Yize Fan


2026

Recent advancements in Multimodal Large Language Models (MLLMs) have achieved significant success in understanding static pre-recorded video scenarios (e.g., event-centric or narrative-driven content). However, existing MLLMs are largely trained on datasets restricted to static content due to the scarcity of high-quality interleaved data, causing them to struggle with dynamic interactions.
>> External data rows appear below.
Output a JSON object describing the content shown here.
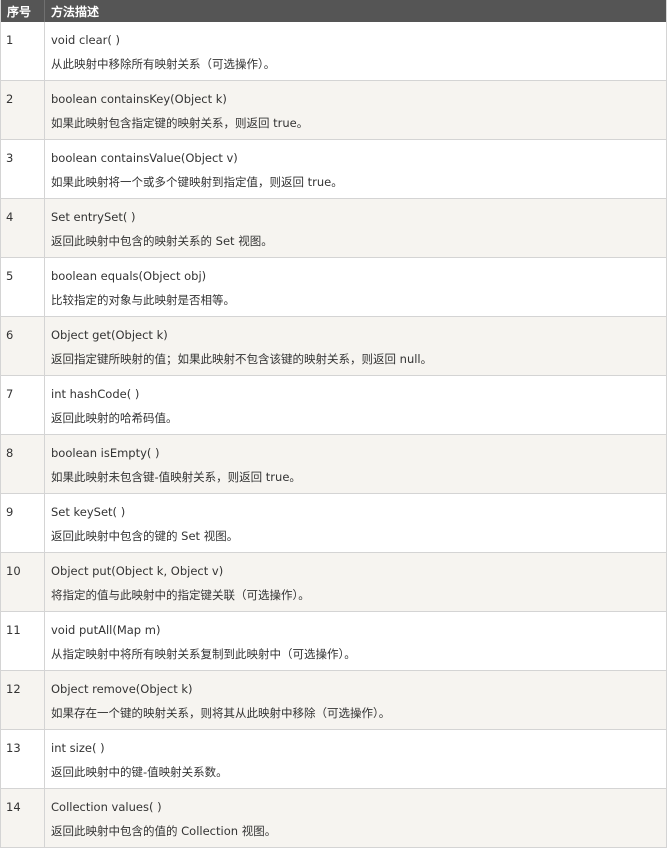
{
  "table": {
    "headers": [
      "序号",
      "方法描述"
    ],
    "rows": [
      {
        "index": "1",
        "signature": "void clear( )",
        "description": " 从此映射中移除所有映射关系（可选操作）。"
      },
      {
        "index": "2",
        "signature": "boolean containsKey(Object k)",
        "description": "如果此映射包含指定键的映射关系，则返回 true。"
      },
      {
        "index": "3",
        "signature": "boolean containsValue(Object v)",
        "description": "如果此映射将一个或多个键映射到指定值，则返回 true。"
      },
      {
        "index": "4",
        "signature": "Set entrySet( )",
        "description": "返回此映射中包含的映射关系的 Set 视图。"
      },
      {
        "index": "5",
        "signature": "boolean equals(Object obj)",
        "description": "比较指定的对象与此映射是否相等。"
      },
      {
        "index": "6",
        "signature": "Object get(Object k)",
        "description": "返回指定键所映射的值；如果此映射不包含该键的映射关系，则返回 null。"
      },
      {
        "index": "7",
        "signature": "int hashCode( )",
        "description": "返回此映射的哈希码值。"
      },
      {
        "index": "8",
        "signature": "boolean isEmpty( )",
        "description": "如果此映射未包含键-值映射关系，则返回 true。"
      },
      {
        "index": "9",
        "signature": "Set keySet( )",
        "description": "返回此映射中包含的键的 Set 视图。"
      },
      {
        "index": "10",
        "signature": "Object put(Object k, Object v)",
        "description": "将指定的值与此映射中的指定键关联（可选操作）。"
      },
      {
        "index": "11",
        "signature": "void putAll(Map m)",
        "description": "从指定映射中将所有映射关系复制到此映射中（可选操作）。"
      },
      {
        "index": "12",
        "signature": "Object remove(Object k)",
        "description": "如果存在一个键的映射关系，则将其从此映射中移除（可选操作）。"
      },
      {
        "index": "13",
        "signature": "int size( )",
        "description": "返回此映射中的键-值映射关系数。"
      },
      {
        "index": "14",
        "signature": "Collection values( )",
        "description": "返回此映射中包含的值的 Collection 视图。"
      }
    ]
  }
}
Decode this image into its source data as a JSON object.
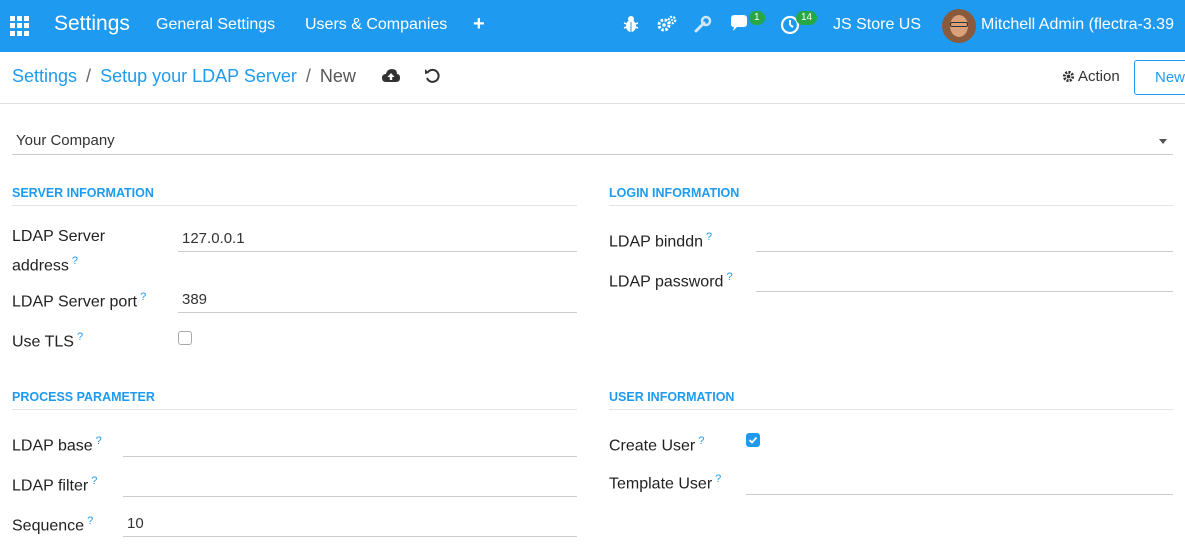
{
  "navbar": {
    "brand": "Settings",
    "menu": [
      "General Settings",
      "Users & Companies"
    ],
    "plus": "+",
    "messages_badge": "1",
    "activities_badge": "14",
    "company": "JS Store US",
    "user": "Mitchell Admin (flectra-3.39"
  },
  "breadcrumb": {
    "root": "Settings",
    "parent": "Setup your LDAP Server",
    "current": "New",
    "sep": "/"
  },
  "control": {
    "action_label": "Action",
    "new_label": "New"
  },
  "form": {
    "company": "Your Company",
    "server_section": "SERVER INFORMATION",
    "login_section": "LOGIN INFORMATION",
    "process_section": "PROCESS PARAMETER",
    "user_section": "USER INFORMATION",
    "server_address_label_1": "LDAP Server",
    "server_address_label_2": "address",
    "server_address_value": "127.0.0.1",
    "server_port_label": "LDAP Server port",
    "server_port_value": "389",
    "use_tls_label": "Use TLS",
    "use_tls_checked": false,
    "binddn_label": "LDAP binddn",
    "binddn_value": "",
    "password_label": "LDAP password",
    "password_value": "",
    "base_label": "LDAP base",
    "base_value": "",
    "filter_label": "LDAP filter",
    "filter_value": "",
    "sequence_label": "Sequence",
    "sequence_value": "10",
    "create_user_label": "Create User",
    "create_user_checked": true,
    "template_user_label": "Template User",
    "template_user_value": "",
    "help_mark": "?"
  },
  "colors": {
    "primary": "#1e9bf0",
    "badge": "#28a745"
  }
}
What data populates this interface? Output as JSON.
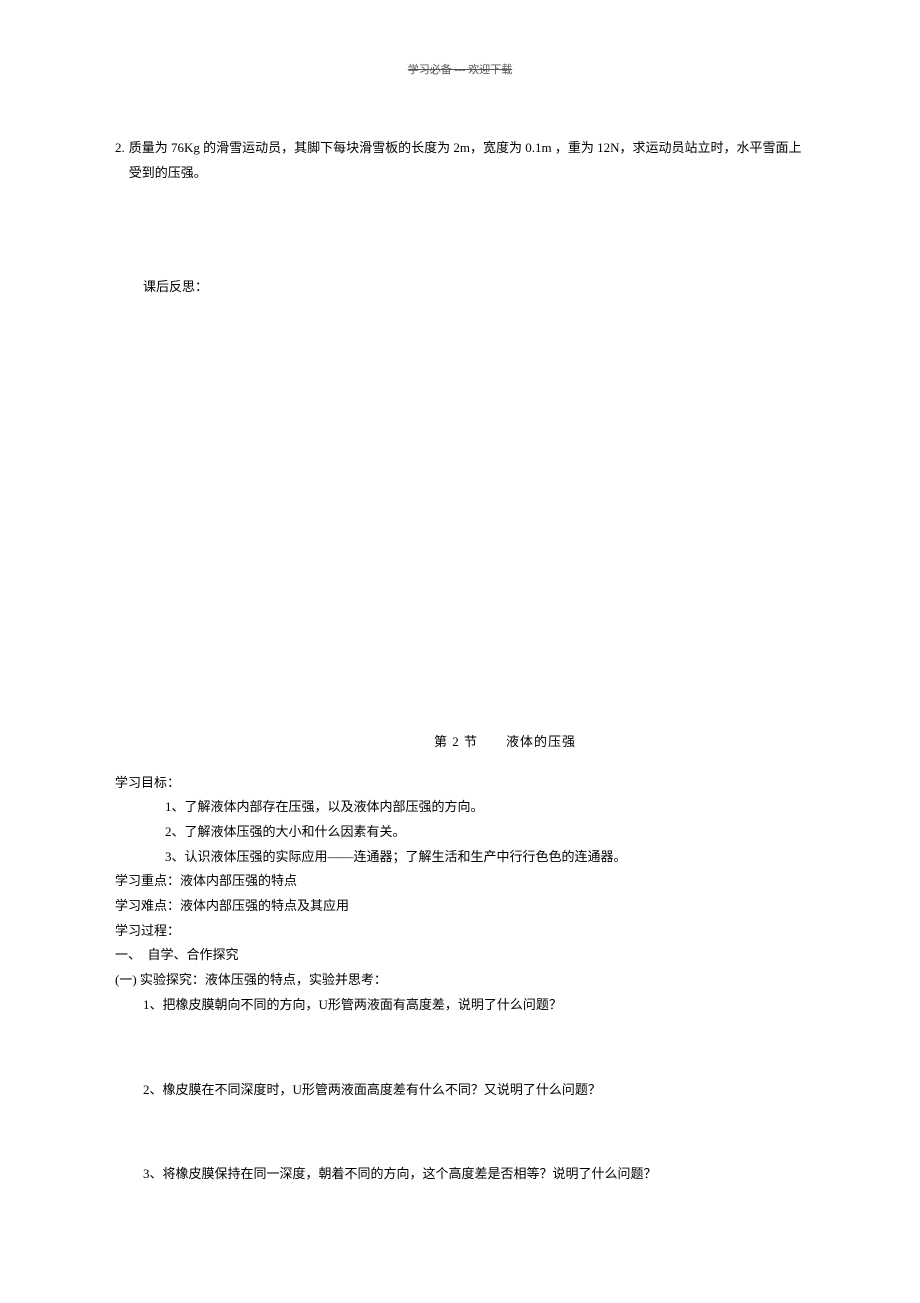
{
  "header": "学习必备 --- 欢迎下载",
  "problem2": {
    "num": "2.",
    "text": "质量为 76Kg 的滑雪运动员，其脚下每块滑雪板的长度为 2m，宽度为 0.1m ，重为 12N，求运动员站立时，水平雪面上受到的压强。"
  },
  "reflection": "课后反思：",
  "sectionTitle": "第 2 节　　液体的压强",
  "objectivesHeading": "学习目标：",
  "objectives": [
    "1、了解液体内部存在压强，以及液体内部压强的方向。",
    "2、了解液体压强的大小和什么因素有关。",
    "3、认识液体压强的实际应用——连通器；了解生活和生产中行行色色的连通器。"
  ],
  "focusLabel": "学习重点：液体内部压强的特点",
  "difficultLabel": "学习难点：液体内部压强的特点及其应用",
  "processLabel": "学习过程：",
  "step1": "一、　自学、合作探究",
  "exp": "(一) 实验探究：液体压强的特点，实验并思考：",
  "q1": "1、把橡皮膜朝向不同的方向，U形管两液面有高度差，说明了什么问题？",
  "q2": "2、橡皮膜在不同深度时，U形管两液面高度差有什么不同？又说明了什么问题？",
  "q3": "3、将橡皮膜保持在同一深度，朝着不同的方向，这个高度差是否相等？说明了什么问题？"
}
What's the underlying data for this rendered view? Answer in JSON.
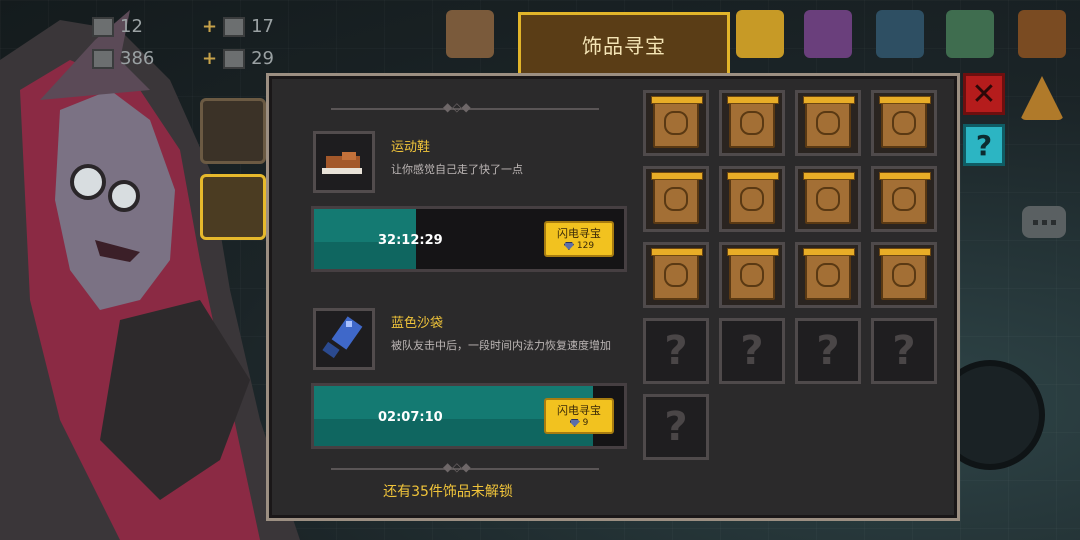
{
  "header": {
    "title": "饰品寻宝"
  },
  "resources": [
    {
      "value": "12",
      "icon": "gem-icon"
    },
    {
      "value": "386",
      "icon": "coin-icon"
    },
    {
      "value": "17",
      "icon": "material-icon"
    },
    {
      "value": "29",
      "icon": "material-icon"
    }
  ],
  "items": [
    {
      "name": "运动鞋",
      "description": "让你感觉自己走了快了一点",
      "timer": "32:12:29",
      "progress": 0.33,
      "action_label": "闪电寻宝",
      "cost": "129",
      "icon": "sneaker-icon"
    },
    {
      "name": "蓝色沙袋",
      "description": "被队友击中后，一段时间内法力恢复速度增加",
      "timer": "02:07:10",
      "progress": 0.9,
      "action_label": "闪电寻宝",
      "cost": "9",
      "icon": "blue-sandbag-icon"
    }
  ],
  "footer": {
    "locked_text": "还有35件饰品未解锁"
  },
  "grid": {
    "unlocked_count": 12,
    "locked_count": 5
  },
  "colors": {
    "accent_gold": "#f0c43a",
    "timer_teal": "#147a72",
    "close_red": "#b51c1c",
    "help_cyan": "#2cb5c3"
  }
}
Distinct from pre-recorded videos, live streaming is characterized by high-density, interleaved multimodal turns, where viewer comments (danmaku) are tightly coupled with real-time audio-visual evidence and evolving dialogue context. In such settings, purely textual annotations fail to capture fine-grained visual and temporal dependencies. To bridge this gap, we introduce **Live-Aid**, the first large-scale interleaved live interaction Chinese dataset with **human-annotated**, temporally aligned video responses, spanning over **1,100 hours** and 80,037 dialogue turns across 8,053 video sessions. Building on this, we leverage these high-quality annotations within a novel multi-agent pipeline to construct evaluation tasks targeting core capabilities of live interactions. Extensive evaluations of strong Video-LLMs and Omni-LLMs reveal critical limitations in interleaved multi-turn interactions requiring temporal reasoning, highlighting the value of **Live-Aid** in advancing interleaved multimodal reasoning and dynamic audio-visual dependencies.